Kinds of Kindness (2024)
Director Yorgos Lanthimos' previous two
collaborations with Emma Stone, 2018's The Favourite and 2023's Poor
Things, made it into the top five on my year-end best lists for their
respective years. So it brings me no joy to say that their latest
collaboration, Kinds of Kindness, is a punishing endurance test for
viewers with little to recommend about it.
What's different this time around for
Lanthimos and Stone? Screenwriter Tony McNamara wrote excellent scripts for The
Favourite and Poor Things (as well as Stone's highly entertaining Cruella),
but he is not the screenwriter on Kinds of Kindness. Lanthimos co-wrote
this script with Efthimis Filippou. Lanthimos would not be the first talented
director who does better when he works from someone else's script, but it seems
to be the case here.
Kinds of Kindness tells three
separate stories featuring roughly the same group of actors playing different
roles in each segment (Jesse Plemons, Willem Dafoe, Margaret Qualley, and New
Orleans native Hong Chau among them). The first story is about a boss (Dafoe)
who micromanages an employee's (Plemons) life to the minute. The second is
about a cop (Plemons) whose wife (Stone) returns after going missing but is not
quite the same. The third is about a sex cult looking for a chosen woman with
powers to raise the dead. If there is a unifying theme, there seems to be a
thread of people desperately doing anything to make an abusive person(s)
love/accept them.
But with rare exception, the characters
don't exhibit anything resembling recognizable human behavior. Poor Things was
a provocative and very R-rated film but it had a classic quest story structure
and a sympathetic heroine on a journey of feminist self-discovery. Kinds of
Kindness' stories lead nowhere and just feature a relentless parade of
weirdness for the sake of weirdness and grotesquerie for the sake of
grotesquerie. The movie contains rape, animal abuse, licking of gunshot wounds,
and a character cutting off one of their own body parts before cooking and
serving it to another person. Oh, and the film runs for a grueling two hours
and 45 minutes.
In defense of the cast, they are brave
in their willingness to perform all of the ugliness on display in Kinds of
Kindness. But when a cast is this game to try anything, the director has to
honor their courage by making a good film and Lanthimos failed them here.
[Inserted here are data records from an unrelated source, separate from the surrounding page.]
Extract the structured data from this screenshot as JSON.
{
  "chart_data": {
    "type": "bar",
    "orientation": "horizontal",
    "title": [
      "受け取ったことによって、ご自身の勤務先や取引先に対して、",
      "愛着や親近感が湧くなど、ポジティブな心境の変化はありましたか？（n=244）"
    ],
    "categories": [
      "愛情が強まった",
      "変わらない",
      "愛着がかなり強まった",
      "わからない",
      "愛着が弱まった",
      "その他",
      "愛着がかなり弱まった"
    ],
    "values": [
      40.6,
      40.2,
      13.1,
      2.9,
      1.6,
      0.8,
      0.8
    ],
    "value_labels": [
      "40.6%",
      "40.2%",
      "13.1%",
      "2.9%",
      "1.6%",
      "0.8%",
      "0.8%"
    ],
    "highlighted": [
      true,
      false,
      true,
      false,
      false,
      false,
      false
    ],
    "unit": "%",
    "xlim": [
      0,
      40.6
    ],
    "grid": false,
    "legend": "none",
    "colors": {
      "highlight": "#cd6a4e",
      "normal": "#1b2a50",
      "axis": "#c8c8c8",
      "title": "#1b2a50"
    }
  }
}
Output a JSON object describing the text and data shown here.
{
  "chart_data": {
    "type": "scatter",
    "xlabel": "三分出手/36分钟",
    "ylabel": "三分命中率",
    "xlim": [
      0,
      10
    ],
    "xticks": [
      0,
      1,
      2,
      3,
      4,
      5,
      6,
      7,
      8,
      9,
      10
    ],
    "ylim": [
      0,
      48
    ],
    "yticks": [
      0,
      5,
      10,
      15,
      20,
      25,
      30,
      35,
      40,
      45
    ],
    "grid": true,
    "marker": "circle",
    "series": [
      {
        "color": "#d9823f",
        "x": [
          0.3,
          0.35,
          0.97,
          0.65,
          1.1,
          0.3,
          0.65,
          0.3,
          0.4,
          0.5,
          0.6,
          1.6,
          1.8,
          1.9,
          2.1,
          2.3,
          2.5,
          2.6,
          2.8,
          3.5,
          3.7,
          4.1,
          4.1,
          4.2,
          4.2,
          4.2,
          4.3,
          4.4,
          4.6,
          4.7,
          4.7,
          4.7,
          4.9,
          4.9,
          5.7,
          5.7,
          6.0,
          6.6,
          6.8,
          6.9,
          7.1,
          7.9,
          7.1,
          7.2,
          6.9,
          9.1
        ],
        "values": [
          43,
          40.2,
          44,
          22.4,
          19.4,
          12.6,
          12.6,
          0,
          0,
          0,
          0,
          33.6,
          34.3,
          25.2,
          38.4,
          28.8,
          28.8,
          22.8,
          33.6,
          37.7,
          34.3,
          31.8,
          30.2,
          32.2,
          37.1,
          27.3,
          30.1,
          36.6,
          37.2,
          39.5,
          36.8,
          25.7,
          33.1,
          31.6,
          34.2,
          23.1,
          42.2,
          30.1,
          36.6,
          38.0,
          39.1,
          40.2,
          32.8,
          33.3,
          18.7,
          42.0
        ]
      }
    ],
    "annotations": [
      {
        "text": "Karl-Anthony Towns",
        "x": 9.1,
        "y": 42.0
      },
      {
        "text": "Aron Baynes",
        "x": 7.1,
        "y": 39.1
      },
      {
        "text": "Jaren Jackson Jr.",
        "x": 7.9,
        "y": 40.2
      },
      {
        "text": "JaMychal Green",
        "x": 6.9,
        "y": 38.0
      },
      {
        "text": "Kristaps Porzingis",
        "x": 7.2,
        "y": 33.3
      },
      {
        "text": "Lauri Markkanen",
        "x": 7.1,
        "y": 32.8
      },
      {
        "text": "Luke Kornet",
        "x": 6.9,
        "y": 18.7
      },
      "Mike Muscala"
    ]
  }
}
The
best part of the film was a scene featuring Lawrence Johnson as a police chief.
Kinds of Kindness is the only credit on Johnson's IMDB page. I'm
assuming he's a local since the film was shot in the New Orleans area. He plays
a police chief, and he gets a big laugh as he flatly and accurately describes a
character's exceedingly strange behavior. He is the film's highlight, in large
part because he seems believable and real.
The other time I laughed was when a
group of three people, well into the film's running time, mistakenly entered
the Kinds of Kindness auditorium at the Broad Theater. They looked up at
what was happening on the screen, one exclaimed "What the ****?!", and they
scurried out.
Critics will sometimes label movies that are conventionally entertaining with sympathetic characters and happy endings as trite or hokey. In some cases, they have a point. But just because a movie is as intentionally ugly, weird, and off-putting as Kinds of Kindness is doesn't make it good, either.